Happy International Women’s Day.
Here's the full version of the Q+A with Red River College's new President and CEO Stephanie Forsyth that was excerpted in the most recent issue of RED magazine.
1. What led you to a career in post-secondary education?
Prior to my first job in PSE, I was working in the hospitality industry and it was a challenge to get highly qualified people. Selkirk College approached me to develop and initiate programs for the hospitality sector. Over the next several years I worked both within the college sector and in the hospitality industry. I became engaged in assisting the more marginalized to obtain an education and employment and realized the power of education to transform lives. It has been inspiring and deeply gratifying. There was a time I would have never imagined I would be in education; now I’m completely devoted to this work.
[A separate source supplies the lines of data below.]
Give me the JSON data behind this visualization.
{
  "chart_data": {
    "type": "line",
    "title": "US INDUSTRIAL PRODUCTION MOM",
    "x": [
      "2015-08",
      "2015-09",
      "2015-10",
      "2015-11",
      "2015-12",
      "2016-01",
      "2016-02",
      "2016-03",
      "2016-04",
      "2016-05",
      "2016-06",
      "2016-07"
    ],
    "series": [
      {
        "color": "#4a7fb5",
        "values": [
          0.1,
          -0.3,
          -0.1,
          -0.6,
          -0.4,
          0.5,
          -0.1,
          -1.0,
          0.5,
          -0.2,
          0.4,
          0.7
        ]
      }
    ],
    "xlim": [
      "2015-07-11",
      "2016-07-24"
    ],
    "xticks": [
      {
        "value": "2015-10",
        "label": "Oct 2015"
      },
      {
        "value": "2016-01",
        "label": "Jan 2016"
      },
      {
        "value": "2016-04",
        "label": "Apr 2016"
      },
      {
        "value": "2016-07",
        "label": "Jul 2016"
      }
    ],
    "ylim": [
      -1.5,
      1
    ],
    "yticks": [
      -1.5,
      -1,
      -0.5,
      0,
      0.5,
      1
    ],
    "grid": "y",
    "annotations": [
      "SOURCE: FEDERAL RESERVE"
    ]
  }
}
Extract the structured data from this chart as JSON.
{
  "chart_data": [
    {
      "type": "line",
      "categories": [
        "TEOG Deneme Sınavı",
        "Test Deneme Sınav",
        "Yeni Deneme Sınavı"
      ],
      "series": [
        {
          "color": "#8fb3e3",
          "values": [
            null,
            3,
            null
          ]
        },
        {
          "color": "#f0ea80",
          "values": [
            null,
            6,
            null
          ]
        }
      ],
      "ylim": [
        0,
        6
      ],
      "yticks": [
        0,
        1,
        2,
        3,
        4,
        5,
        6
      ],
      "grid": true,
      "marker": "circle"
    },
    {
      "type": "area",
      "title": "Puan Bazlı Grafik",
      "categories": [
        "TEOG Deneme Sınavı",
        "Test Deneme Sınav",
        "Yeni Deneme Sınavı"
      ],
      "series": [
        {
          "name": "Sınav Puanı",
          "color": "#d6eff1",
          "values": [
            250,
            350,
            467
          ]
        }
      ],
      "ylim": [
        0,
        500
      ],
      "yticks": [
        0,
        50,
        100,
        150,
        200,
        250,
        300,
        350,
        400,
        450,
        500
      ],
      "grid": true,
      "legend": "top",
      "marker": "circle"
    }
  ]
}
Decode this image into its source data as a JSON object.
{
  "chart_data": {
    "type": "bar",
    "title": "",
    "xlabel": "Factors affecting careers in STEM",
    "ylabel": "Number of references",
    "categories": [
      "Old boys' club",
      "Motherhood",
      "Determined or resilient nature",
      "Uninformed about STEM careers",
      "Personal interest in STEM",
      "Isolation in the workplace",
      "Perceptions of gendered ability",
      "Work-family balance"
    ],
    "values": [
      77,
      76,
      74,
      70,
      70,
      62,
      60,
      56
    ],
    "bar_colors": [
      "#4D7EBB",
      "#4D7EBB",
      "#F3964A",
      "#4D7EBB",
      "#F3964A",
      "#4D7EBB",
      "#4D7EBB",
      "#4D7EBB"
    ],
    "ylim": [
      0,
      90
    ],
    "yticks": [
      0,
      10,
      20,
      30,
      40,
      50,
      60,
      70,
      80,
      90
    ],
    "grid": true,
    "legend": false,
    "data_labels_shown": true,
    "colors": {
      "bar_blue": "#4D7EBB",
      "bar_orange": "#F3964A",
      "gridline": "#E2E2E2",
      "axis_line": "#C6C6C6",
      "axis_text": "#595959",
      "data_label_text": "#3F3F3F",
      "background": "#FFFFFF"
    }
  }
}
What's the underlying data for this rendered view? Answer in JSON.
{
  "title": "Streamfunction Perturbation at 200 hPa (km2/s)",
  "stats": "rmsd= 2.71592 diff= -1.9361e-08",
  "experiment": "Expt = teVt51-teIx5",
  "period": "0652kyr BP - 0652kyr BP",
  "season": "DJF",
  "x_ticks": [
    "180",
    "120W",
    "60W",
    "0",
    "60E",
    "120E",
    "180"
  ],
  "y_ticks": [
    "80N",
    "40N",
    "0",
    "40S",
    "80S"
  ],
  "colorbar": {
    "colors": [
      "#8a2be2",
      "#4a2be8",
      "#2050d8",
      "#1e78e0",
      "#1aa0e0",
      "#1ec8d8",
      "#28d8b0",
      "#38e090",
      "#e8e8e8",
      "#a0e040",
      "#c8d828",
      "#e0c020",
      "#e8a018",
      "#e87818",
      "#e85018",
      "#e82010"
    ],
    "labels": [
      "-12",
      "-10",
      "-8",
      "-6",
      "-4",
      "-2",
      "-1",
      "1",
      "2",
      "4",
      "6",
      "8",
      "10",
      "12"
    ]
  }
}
2. What drew you to Red River College?
It’s perhaps the only college in Canada that could lure me out of B.C. It’s located in a “big small town,” it has an excellent reputation and its values and strategic directions fit with my interests and background, such as: working closely with communities, industry and the province in social and economic development; seeking to enhance access and success of Aboriginal learners and the chronically underemployed; leading in applied research and innovation; aspiring to be a green college; and the list goes on!
Additionally, I was very interested in learning about the lifestyle and culture of prairie Canada. So far, my impression is that Winnipeg is a great place to live that’s greatly misunderstood by the rest of Canada. It’s an accessible, affordable city with a lot to offer! I’m very impressed with the arts and culture, the amenities, and the warm and welcoming spirit of so many people, from shopkeepers to college staff.